By Sheldon Phaneuf
Governments must intervene before it is too late
Urban transit has not escaped the devastating effects of the global pandemic. Service levels have been cut to public transit systems throughout Atlantic Canada. Although there are some systems that have restored service, many remain operating at significantly reduced levels.
Saint John 70%
St. John’s 65-70%
Senior transit staff and municipal officials have been consistent with their messaging. “Service levels cannot be restored until ridership increases”. How can ridership increase if service is restricted?
There is a pivotal point at which the service cuts that were put in place in response to a temporary decrease in ridership begin to drive rider behaviour. Experts warn that public transit is on the verge of suffering long term consequences and refers to the phenomenon as a “death spiral”.
Ridership decreases. Revenues drop. Service is cut. Ridership further decreases because of a reduced service schedule…and the cycle continues.
If service cuts weren`t enough, the death spiral phenomenon is being further accelerated by passenger capacity restrictions, imposed by provincial health authorities in response to regional COVID-19 outbreaks. These restrictions are necessary to safeguard the health of passengers and transit workers, but the impact on transit systems already crippled by service cuts is overwhelming.
A small change in perspective leads to a significant change in point of view
We can no longer accept the argument from provincial and federal levels of government that urban transit is a “municipal problem”. The fate of public transit cannot rest solely on the shoulders of the cities in which they operate. That does not mean municipal level governments can stand by and watch their transit systems fade into obscurity. The myopic view of public transit is rooted in the ill-informed assumptions of our city councillors, even those who call themselves “transit friendly”.

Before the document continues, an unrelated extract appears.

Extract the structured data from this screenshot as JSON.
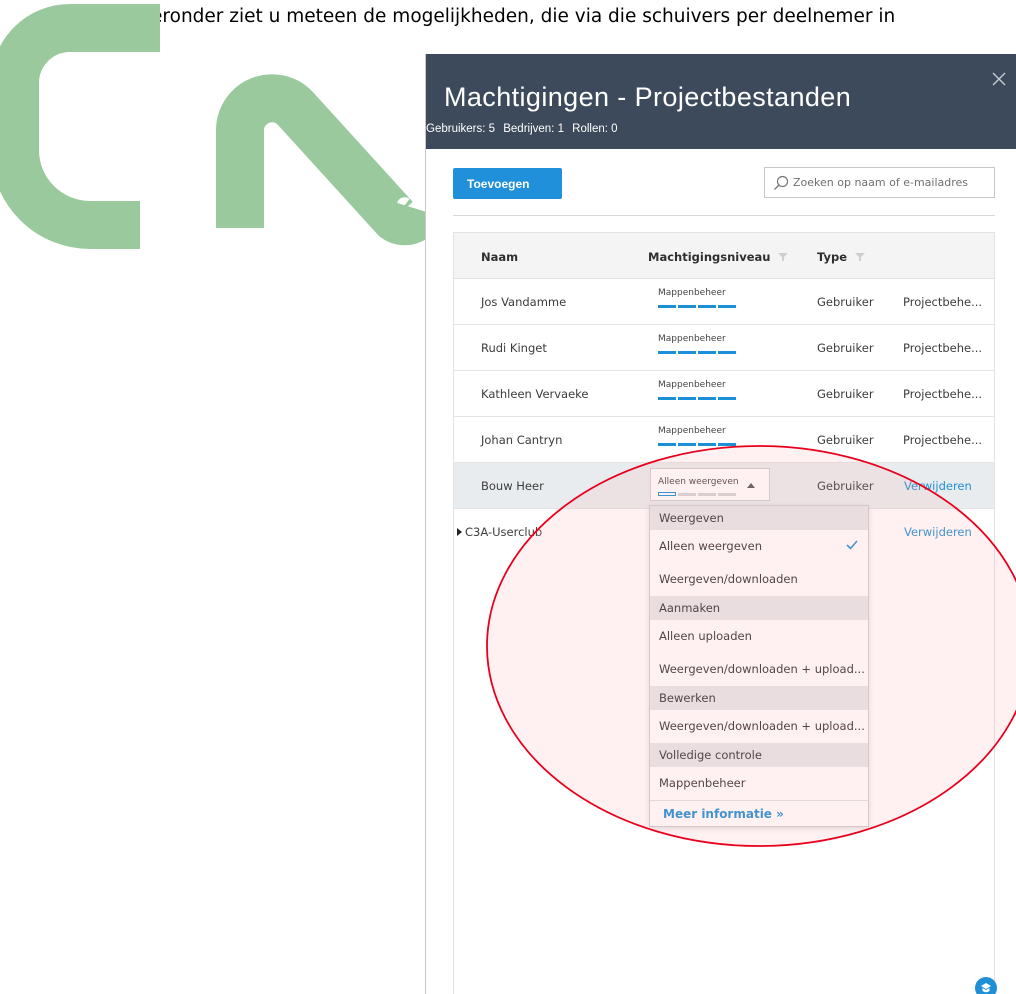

As long as public transit continues to be viewed as a reviled but necessary line item on municipal budgets, nothing will change. We need a fundamental shift away from the belief that public transit is a drain on municipal finances. Our elected officials must first come to terms with the fact that public transit will never pay for itself. Then they need to recognize that a full-service public transit system is an integral part of the municipal service infrastructure of any successful city. Public transit is an essential service.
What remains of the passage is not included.